/robust-fairness-code

Code for experiments in paper "Robust Optimization for Fairness with Noisy Protected Groups".

Primary LanguagePythonMIT LicenseMIT

Robust Optimization for Fairness with Noisy Protected Groups

MIT license Code for experiments in paper Robust Optimization for Fairness with Noisy Protected Groups, NeurIPS 2020.

Prerequisites

Python 3, tensorflow 1.14.0, numpy, pandas

Data preprocessing

Adult dataset

The Adult dataset is public and available here. The function preprocess_data_adult indata.py is used to preprocess the dataset. The preprocessed Adult dataset adult_processed.csv is included.

Taiwan Credit dataset

The Taiwan Credit dataset is public and available here. The function preprocess_data_credit indata.py is used to preprocess the dataset. The function load_dataset_credit loads the dataset and binarizes the features. The preprocessed binarized Credit dataset credit_default_processed.csv is included.

Running the experiments

We provide general procedure to load data, import supplementary .py files and set global variables. Then we give instructions on running each individual algorithm.

Load data

Import: data.py, losses.py, optimization.py, model.py, utils.py, tensorflow, numpy

Run: df = data.load_dataset_adult() or df = data.load_dataset_credit()

Set variables:

LABEL_COLUMN = "label" (for Adult); "default" (for Credit)
FEATURE_NAMES = list(df.keys())
FEATURE_NAMES.remove(LABEL_COLUMN)
PROTECTED_COLUMNS = ['race_White', 'race_Black', 'race_Other_combined'] (for Adult); ['EDUCATION_grad', 'EDUCATION_uni', 'EDUCATION_hs_other'] (for Credit)

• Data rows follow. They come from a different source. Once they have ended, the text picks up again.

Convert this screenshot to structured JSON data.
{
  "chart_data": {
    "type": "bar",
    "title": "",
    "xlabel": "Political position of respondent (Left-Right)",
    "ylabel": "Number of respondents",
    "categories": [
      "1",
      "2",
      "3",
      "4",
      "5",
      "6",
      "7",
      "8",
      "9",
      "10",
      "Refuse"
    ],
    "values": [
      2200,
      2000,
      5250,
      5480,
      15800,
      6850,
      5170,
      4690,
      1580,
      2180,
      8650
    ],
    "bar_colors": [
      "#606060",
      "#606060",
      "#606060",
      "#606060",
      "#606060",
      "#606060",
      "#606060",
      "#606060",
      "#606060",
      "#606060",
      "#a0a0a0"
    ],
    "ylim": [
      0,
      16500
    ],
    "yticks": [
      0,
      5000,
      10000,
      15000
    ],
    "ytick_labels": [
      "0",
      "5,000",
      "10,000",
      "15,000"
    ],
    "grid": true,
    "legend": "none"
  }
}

To set the variables for the protected groups and proxy groups:

For Oracle baseline algirithm without noise:

PROXY_COLUMNS = PROTECTED_COLUMNS 

For Adult/Credit dataset with a noise parameter:

PROXY_COLUMNS = data.get_proxy_column_names(PROTECTED_COLUMNS, noise_parameter)

Naive algorithm

Additional import:naive_training.py

Run the algrithm:

naive_training.get_results_for_learning_rates(df, FEATURE_NAMES, PROTECTED_COLUMNS, PROXY_COLUMNS, LABEL_COLUMN,constraint='tpr') with a list of learning rates. Please use constraint='tpr_and_fpr' for experiments on Credit dataset.

DRO algorithm

Additional import:dro_training.py

Run the algrithm:

dro_training.get_results_for_learning_rates(df, FEATURE_NAMES, PROTECTED_COLUMNS, PROXY_COLUMNS, LABEL_COLUMN,constraint='tpr') with a list of learning rates.

Softweights algorithm

Additional import:softweights_training.py

Run the algrithm:

softweights_training.get_results_for_learning_rates(df, FEATURE_NAMES, PROTECTED_COLUMNS, PROXY_COLUMNS, LABEL_COLUMN,constraint='tpr') with a list of learning rates.